Abstract: The world continues to face an ongoing viral pandemic that presents a serious threat to human health. The virus underlying the COVID-19 disease, SARS-CoV-2, has caused over 3.2 million confirmed cases and 220,000 deaths between January and April 2020. Although the last pandemic of respiratory disease of viral origin swept the globe only a decade ago, the way science operates and responds to current events has experienced a paradigm shift in the interim.
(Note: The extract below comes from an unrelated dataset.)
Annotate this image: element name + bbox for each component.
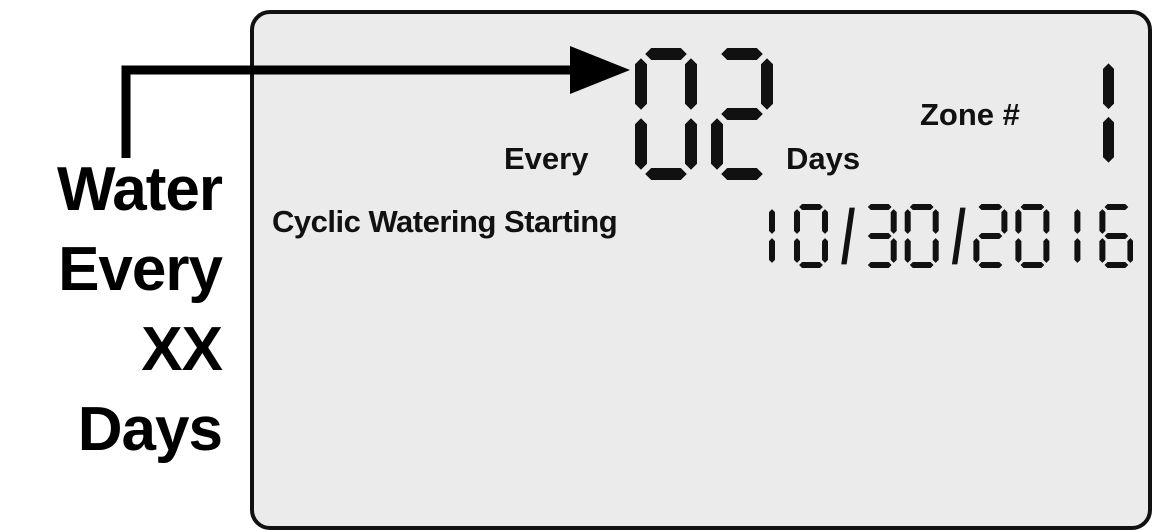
callout-arrow — [121, 46, 630, 158]
arrow-head-icon — [570, 46, 630, 94]
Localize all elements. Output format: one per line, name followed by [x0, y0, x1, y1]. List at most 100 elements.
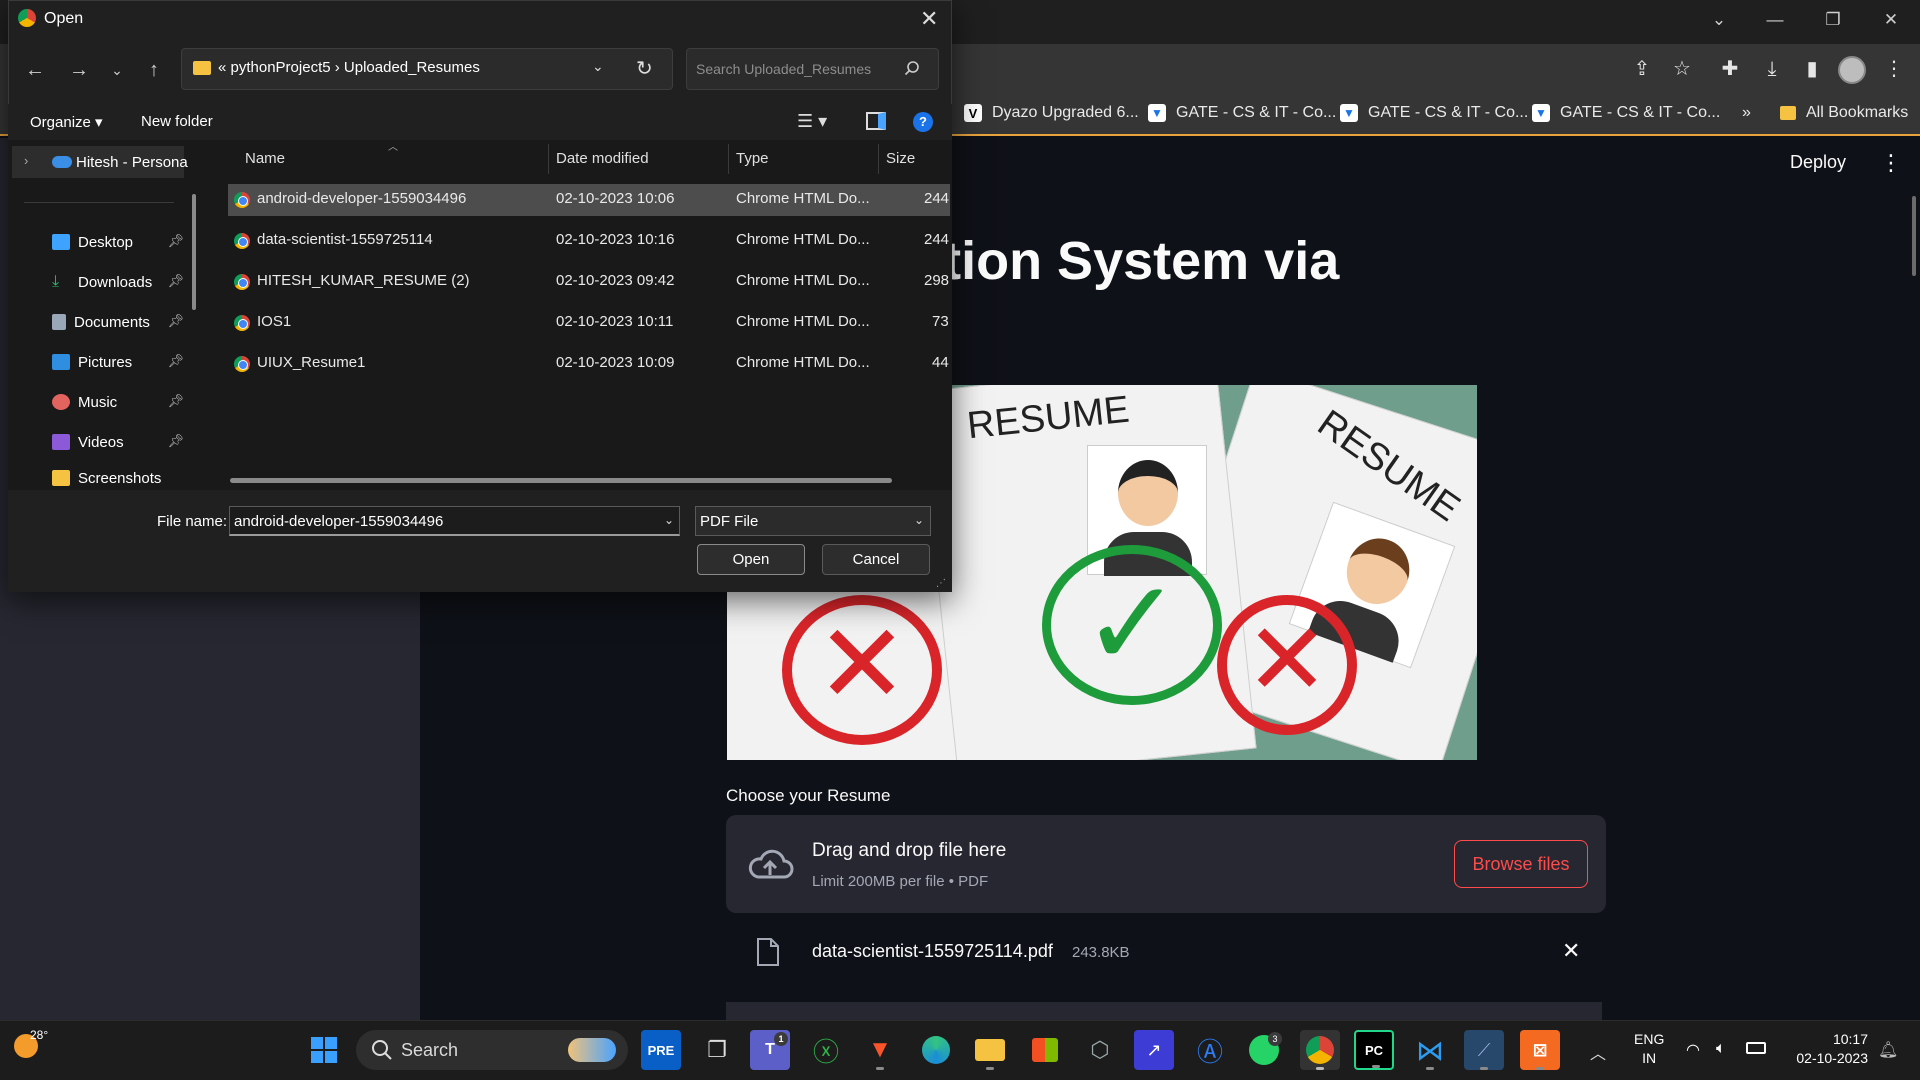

The scientific community has responded rapidly to the COVID-19 pandemic, releasing over 16,000 COVID-19 related scientific articles within 4 months of the first confirmed case, of which at least 6,000 were hosted by preprint servers. We focused our analysis on bioRxiv and medRxiv, two growing preprint servers for biomedical research, investigating the attributes of COVID-19 preprints, their access and usage rates, characteristics of their sharing on online platforms, and the relationship between preprints and their published articles. Our data provides evidence for increased scientific and public engagement (COVID-19 preprints are accessed and distributed at least 15 times more than non-COVID-19 preprints) and changes in journalistic practice with reference to preprints. We also find evidence for changes in preprinting and publishing behaviour: COVID-19 preprints are shorter, with fewer panels and tables, and reviewed faster. Our results highlight the unprecedented role of preprints and preprint servers in the dissemination of COVID-19 science, and the likely long-term impact of the pandemic on the scientific publishing landscape.